Bukan hanya tidak menyelesaikan masalah, ketika kamu melakukan hal tersebut, kamu sudah menorehkan tampang yang sangat tidak menyenangkan bagi pasangan. Tergantung usia kalian, ia bisa jijik, menganggapmu sebagai anak-anak (tidak lagi sebaya), marah balik, diam, dan pergi.
Tidak baik untuk kamu juga, karena banyak hal yang tiba-tiba bisa keluar karena dorongan untuk ‘mendominasi’ lewat suara. Kata-kata yang tidak kamu maksud. Terakhir, apalagi kalau di depan umum. Tidak hanya bikin kamu malu, tapi bikin dia juga malu. Apakah kamu benar-benar berharap dia akan menyadari seberapa salah dan meminta maaf tersedu-sedu dengan kamu berteriak?
Sebaliknya, jangan juga diam! Langsung memberikan silent treatment sama parahnya. Karena, terkadang akan memicu frustasi pada orang yang merasa tidak ada komunikasi dua arah. Dengan diam, kamu tidak menganggap diri orang tersebut ada, bahkan penting. Diam menunjukkan kamu tidak peduli, dan tidak ingin menyelesaikan masalah.
Sebaiknya, yang perlu dilakukan adalah tetap ngobrol ketika pasangan teriak atau diam. Dengan begini, kamu selalu akan menjadi yang lebih dewasa, ‘pemimpin’ dalam pertengkaran, kunci menyelesaikan konflik. Tidak akan ada salahnya kalau kamu melawan teriakan dan diam dengan komunikasi masalah dengan nada biasa, tenang, dan pelan.

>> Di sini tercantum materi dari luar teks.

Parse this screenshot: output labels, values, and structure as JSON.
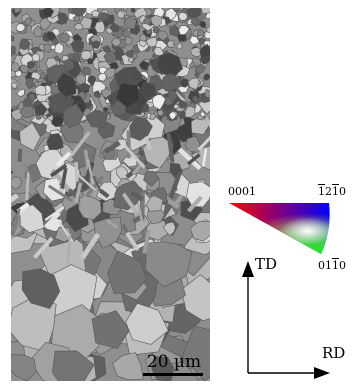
{
  "figure": {
    "scale_bar_label": "20 µm",
    "ipf_key": {
      "corner_top_left": "0001",
      "corner_top_right": {
        "pre": "",
        "bar1": "1",
        "mid": "2",
        "bar2": "1",
        "post": "0"
      },
      "corner_bottom": {
        "pre": "01",
        "bar": "1",
        "post": "0"
      },
      "colors": {
        "top_left": "#ff0000",
        "top_right": "#0000ff",
        "bottom": "#00ff00"
      }
    },
    "axes": {
      "vertical": "TD",
      "horizontal": "RD"
    }
  }
}
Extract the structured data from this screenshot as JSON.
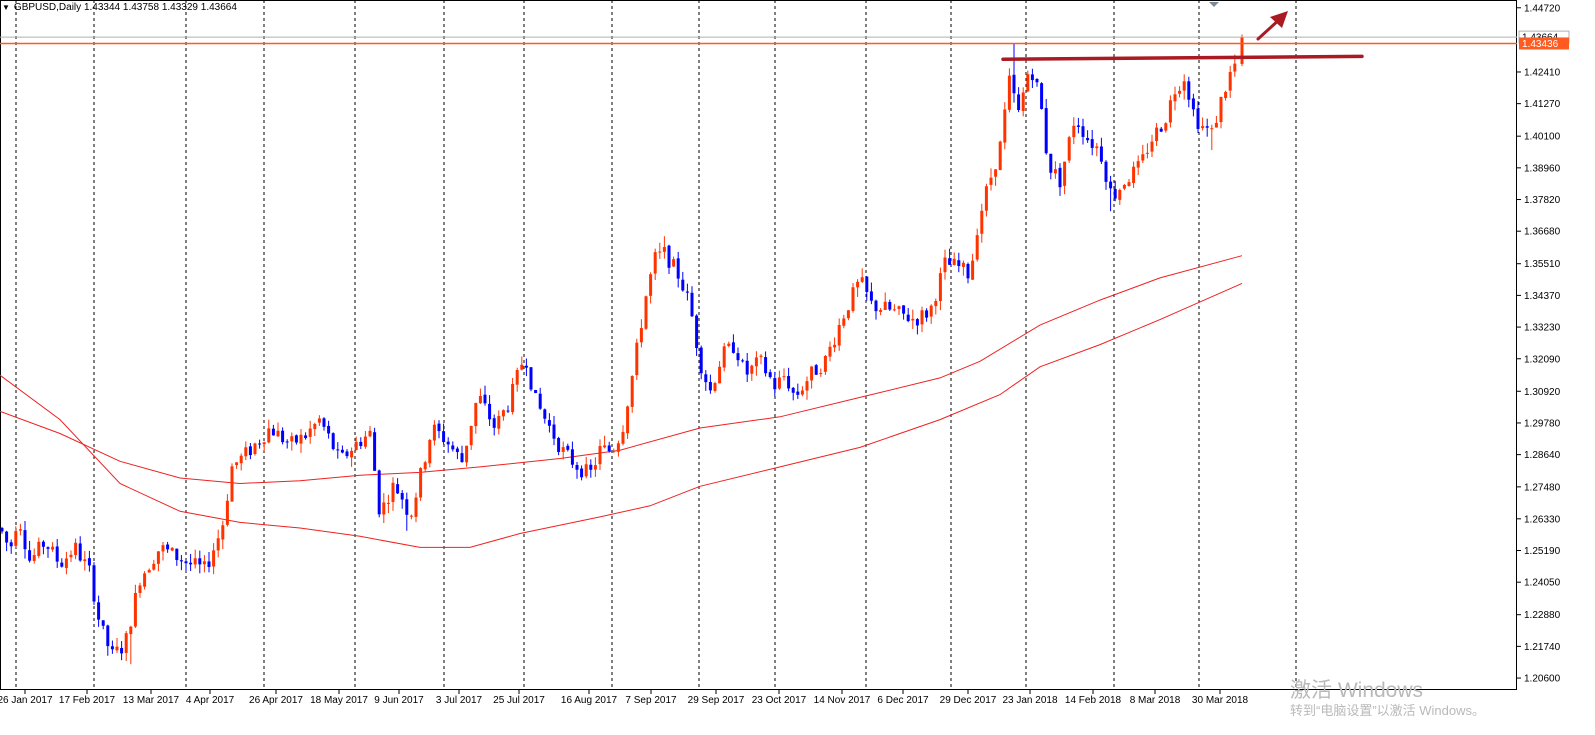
{
  "chart_data": {
    "type": "candlestick",
    "symbol": "GBPUSD,Daily",
    "ohlc": [
      "1.43344",
      "1.43758",
      "1.43329",
      "1.43664"
    ],
    "y_axis": {
      "ylim": [
        1.2017,
        1.45
      ],
      "tick_labels": [
        "1.44720",
        "1.43436",
        "1.42410",
        "1.41270",
        "1.40100",
        "1.38960",
        "1.37820",
        "1.36680",
        "1.35510",
        "1.34370",
        "1.33230",
        "1.32090",
        "1.30920",
        "1.29780",
        "1.28640",
        "1.27480",
        "1.26330",
        "1.25190",
        "1.24050",
        "1.22880",
        "1.21740",
        "1.20600"
      ],
      "highlighted_price": "1.43436",
      "current_price": "1.43664"
    },
    "x_axis": {
      "date_labels": [
        "26 Jan 2017",
        "17 Feb 2017",
        "13 Mar 2017",
        "4 Apr 2017",
        "26 Apr 2017",
        "18 May 2017",
        "9 Jun 2017",
        "3 Jul 2017",
        "25 Jul 2017",
        "16 Aug 2017",
        "7 Sep 2017",
        "29 Sep 2017",
        "23 Oct 2017",
        "14 Nov 2017",
        "6 Dec 2017",
        "29 Dec 2017",
        "23 Jan 2018",
        "14 Feb 2018",
        "8 Mar 2018",
        "30 Mar 2018"
      ]
    },
    "grid": "vertical-dotted",
    "up_color": "#ff3300",
    "down_color": "#0000ff",
    "ma_color": "#ee2222",
    "resistance_line_color": "#aa1a22",
    "horizontal_level_color": "#ff5a1f"
  },
  "watermark": {
    "line1": "激活 Windows",
    "line2": "转到“电脑设置”以激活 Windows。"
  }
}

Kata yang paling harus dihindari
Nah ini nih, penyakit banyak pasangan. Terutama pasangan yang malas dan tidak ingin berjuang! Ada satu kata yang sering kali diutarakan yang bisa bikin tambah marah, tambah parah, dan tambah nggak betah.
Terserah!
Terserah kamu, terserah aku, terserah ini, terserah itu. Kata ini lebih parah daripada teriak maupun diam. Setidaknya ketika dua hal itu terjadi, masih ada kesempatan untuk membalas dan mengklarifikasi.
Namun, apabila kata terserah muncul, maka sebenarnya yang kamu katakan adalah pasanganmu tidak ada lagi ruang gerak dan berbicara, serta apa yang dilakukan tidak lagi penting untukmu.
Terserah juga berarti kamu menutup pembicaraan dan tidak peduli dengannya. Terserah di sini juga berarti sarkas, karena kamu tidak benar-benar menyerahkan semua keputusan padanya.
Apabila dilakukan terlalu sering, maka terserah tidak hanya akan membuatnya semakin frustasi, namun menjauhkan dirimu dengannya. Pasalnya, sulit sekali untuk tidak memikirkan bahwa pasangan kita adalah orang yang tidak ingin kompromi, keras kepala, karena keseringan terserah.
Lantas, apa yang bisa dilakukan selain ngomong terserah? Apabila pasangan sedang keras kepala, maka diamkan terlebih dahulu. Coba gali apa yang menjadi sumber keras kepalanya. Tawarkan alternatif. Again, masalah itu untuk kalian berdua, bukan hanya untuk kamu dan dia.
Itu hanya beberapa don’ts yang patut dihindari oleh kalian yang punya pasangan. Tentu, masih banyak hal lainnya yang bisa kita bahas, tapi mungkin di lain waktu. Intinya, sebelum pertengkaran berlangsung lebih parah, ingatlah setidaknya 3 hal di atas. Namanya juga berpasangan, pasti ingin selama mungkin. Apabila masih sering lawan-lawanan, teriak-teriakan, diem-dieman, dan terserah-terserahan, apa mungkin bertahan jangka panjang?